Con la nuova elezione del tycoon repubblicano riemergono i dubbi riguardo all’approccio della sua amministrazione alle sfide scientifiche e sanitarie globali. È un’occasione per riflettere su quanto la ricerca influenzi la politica americana. Un dibattito che riguarda il futuro e la nostra sicurezza
Donald Trump è stato appena rieletto come 47° presidente degli Stati Uniti, e il suo rapporto – diciamo “complicato” – con la scienza torna al centro del dibattito globale. Durante la sua precedente amministrazione (2017-2021), le politiche di Trump in campo scientifico e ambientale hanno sollevato polemiche senza precedenti, spesso basate su una divergenza profonda tra le sue convinzioni e le evidenze fornite dalla comunità scientifica.
Uno degli esempi più emblematici della frattura tra Trump e la scienza è stato il suo atteggiamento verso il cambiamento climatico. Fin dalla sua prima campagna elettorale nel 2016, Trump ha ripetutamente descritto il riscaldamento globale come una “bufala”, sostenendo che la questione fosse una creazione dei rivali economici internazionali, in particolare della Cina, per danneggiare l’industria americana. Questa posizione negazionista si è tradotta in una serie di azioni concrete, tra cui il ritiro degli Stati Uniti dall’Accordo di Parigi nel 2017. Secondo Trump, l’Accordo penalizzava l’economia statunitense, imponendo limiti e regolamentazioni che avrebbero ridotto la competitività dell’industria americana. A parte il clima, più in generale le politiche ambientali di Trump hanno allarmato molti scienziati e ambientalisti. L’amministrazione ha ridotto o eliminato una serie di regolamentazioni introdotte per proteggere l’ambiente, come quelle relative alle emissioni di metano e al controllo dell’inquinamento da parte delle industrie petrolifere e del carbone. L’Agenzia per la Protezione dell’Ambiente (Epa) ha subito tagli significativi e ha vissuto un periodo di grande incertezza, con numerosi dirigenti nominati da Trump provenienti dall’industria dei combustibili fossili, alimentando dubbi sull’imparzialità delle politiche ambientali.
Il rapporto tra Trump e la scienza è stato ulteriormente complicato dalla gestione della pandemia di Covid-19. La crisi sanitaria globale ha esacerbato la tensione tra l’amministrazione e la comunità scientifica.

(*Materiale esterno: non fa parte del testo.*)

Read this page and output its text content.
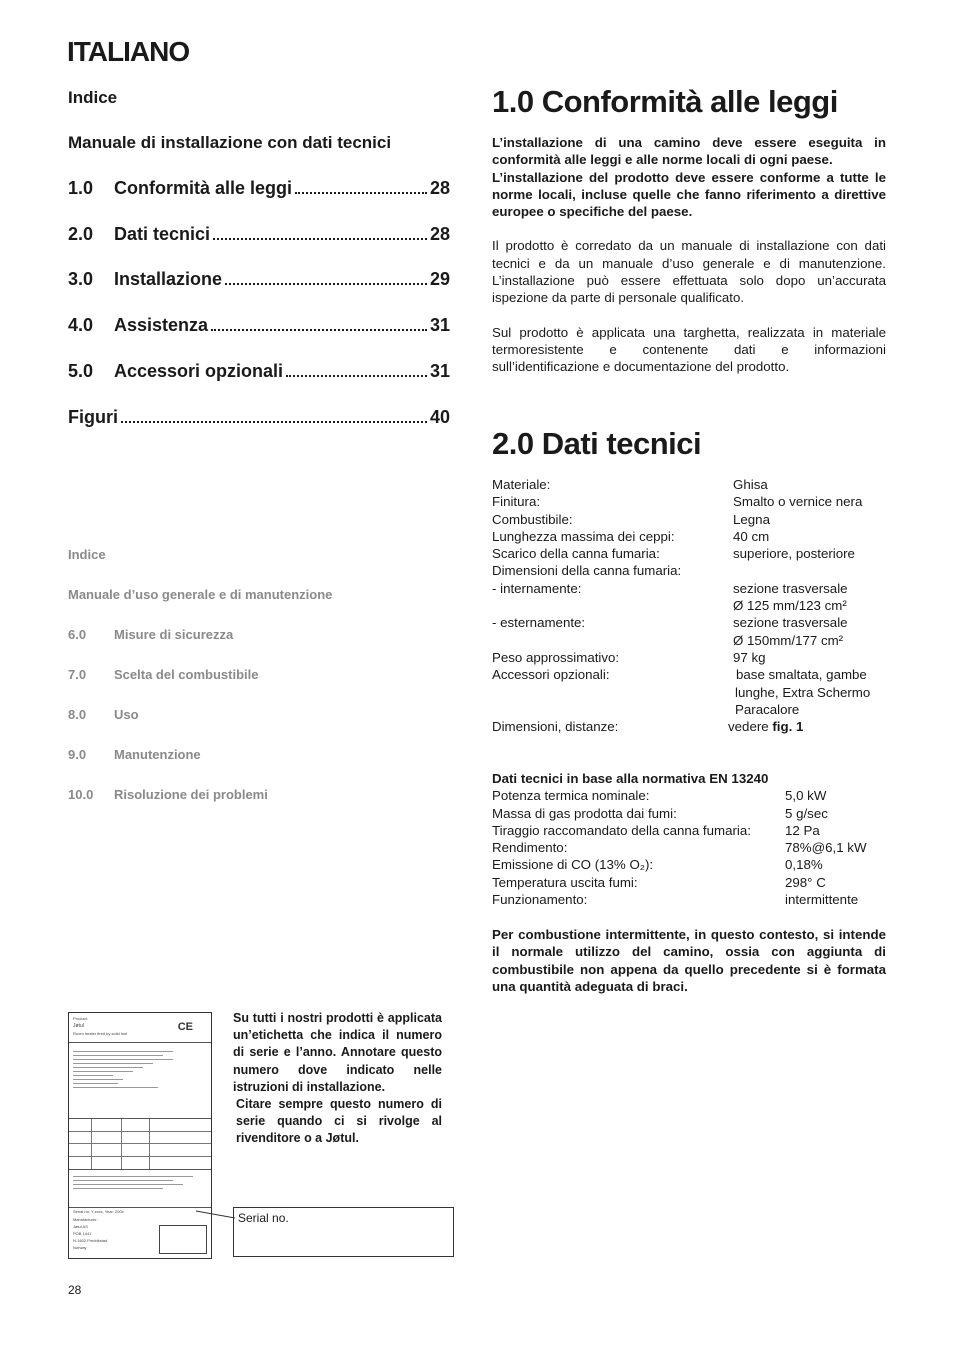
ITALIANO
Indice
Manuale di installazione con dati tecnici
1.0	Conformità alle leggi	28
2.0	Dati tecnici	28
3.0	Installazione	29
4.0	Assistenza	31
5.0	Accessori opzionali	31
Figuri	40
Indice
Manuale d’uso generale e di manutenzione
6.0 Misure di sicurezza
7.0 Scelta del combustibile
8.0 Uso
9.0 Manutenzione
10.0 Risoluzione dei problemi
Product:
Jøtul
Room heater fired by solid fuel
CE
Serial no: Y-xxxx, Year: 200x
Manufacturer:
Jøtul AS
POB 1441
N-1602 Fredrikstad
Norway
Su tutti i nostri prodotti è applicata un’etichetta che indica il numero di serie e l’anno. Annotare questo numero dove indicato nelle istruzioni di installazione.
Citare sempre questo numero di serie quando ci si rivolge al rivenditore o a Jøtul.
Serial no.
28
1.0 Conformità alle leggi

L’installazione di una camino deve essere eseguita in conformità alle leggi e alle norme locali di ogni paese.

L’installazione del prodotto deve essere conforme a tutte le norme locali, incluse quelle che fanno riferimento a direttive europee o specifiche del paese.

Il prodotto è corredato da un manuale di installazione con dati tecnici e da un manuale d’uso generale e di manutenzione. L’installazione può essere effettuata solo dopo un’accurata ispezione da parte di personale qualificato.

Sul prodotto è applicata una targhetta, realizzata in materiale termoresistente e contenente dati e informazioni sull’identificazione e documentazione del prodotto.

2.0 Dati tecnici
Materiale:	Ghisa
Finitura:	Smalto o vernice nera
Combustibile:	Legna
Lunghezza massima dei ceppi:	40 cm
Scarico della canna fumaria:	superiore, posteriore
Dimensioni della canna fumaria:
- internamente:	sezione trasversale
Ø 125 mm/123 cm²
- esternamente:	sezione trasversale
Ø 150mm/177 cm²
Peso approssimativo:	97 kg
Accessori opzionali:	base smaltata, gambe
lunghe, Extra Schermo
Paracalore
Dimensioni, distanze:	vedere
fig. 1
Dati tecnici in base alla normativa EN 13240
Potenza termica nominale:	5,0 kW
Massa di gas prodotta dai fumi:	5 g/sec
Tiraggio raccomandato della canna fumaria:	12 Pa
Rendimento:	78%@6,1 kW
Emissione di CO (13% O₂):	0,18%
Temperatura uscita fumi:	298° C
Funzionamento:	intermittente
Per combustione intermittente, in questo contesto, si intende il normale utilizzo del camino, ossia con aggiunta di combustibile non appena da quello precedente si è formata una quantità adeguata di braci.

Nonostante Trump abbia supportato l’operazione “warp speed” per lo sviluppo dei vaccini contro Sars-Cov-2, egli ha anche adottato un atteggiamento minimizzante, sostenendo che il virus sarebbe scomparso rapidamente e criticando pubblicamente i consigli degli esperti di salute pubblica. Durante le conferenze stampa, ha per esempio spesso contraddetto esperti del calibro di Anthony Fauci, e ha diffuso informazioni non supportate da evidenze scientifiche. Tutti ricordano come abbia suggerito che l’idrossiclorochina fosse un trattamento efficace contro il virus, nonostante gli studi scientifici non confermassero questa tesi. Uno degli episodi più controversi è stato il suo suggerimento di iniettare disinfettanti per “pulire” il corpo dal virus, una dichiarazione che ha suscitato indignazione tra i professionisti della salute e ha costretto i produttori di disinfettanti a emettere avvertimenti pubblici.
È naturale, dunque, che con la recente rielezione di Trump nel 2024, ci si chieda quale sarà l’approccio della sua amministrazione alle sfide scientifiche e sanitarie globali. La comunità scientifica teme che le politiche ambientali possano essere ulteriormente indebolite e che la risposta alle future emergenze sanitarie possa soffrire di un approccio simile a quello adottato durante la pandemia di Covid-19, soprattutto considerato il suo favore per le posizioni di uno dei guru della disinformazione globale sui vaccini, Robert Kennedy Jr. L’elezione di Trump rappresenta un momento cruciale per riflettere sul ruolo della scienza nella politica americana. La sua precedente amministrazione ha mostrato una volta di più quanto sia vulnerabile la scienza alle influenze politiche e quanto sia cruciale per una democrazia moderna mantenere l’integrità e l’indipendenza delle istituzioni scientifiche.
La discussione non è solo politica: è un dibattito che riguarda il futuro della sostenibilità globale e la capacità della scienza di proteggere l’umanità dalle crisi imminenti. Come ha sottolineato Carl Sagan nel suo articolo “Why We Need to Understand Science”, pubblicato in Skeptical Inquirer nel 1990, lì avanzata della sfiducia nella scienza e dell’ignoranza nella società americana – e in occidente in generale – minaccia il nostro benessere economico, la nostra sicurezza e la stessa democrazia. L’umanità può e deve fare di meglio che rincorrere la cialtronata più fragorosa del momento.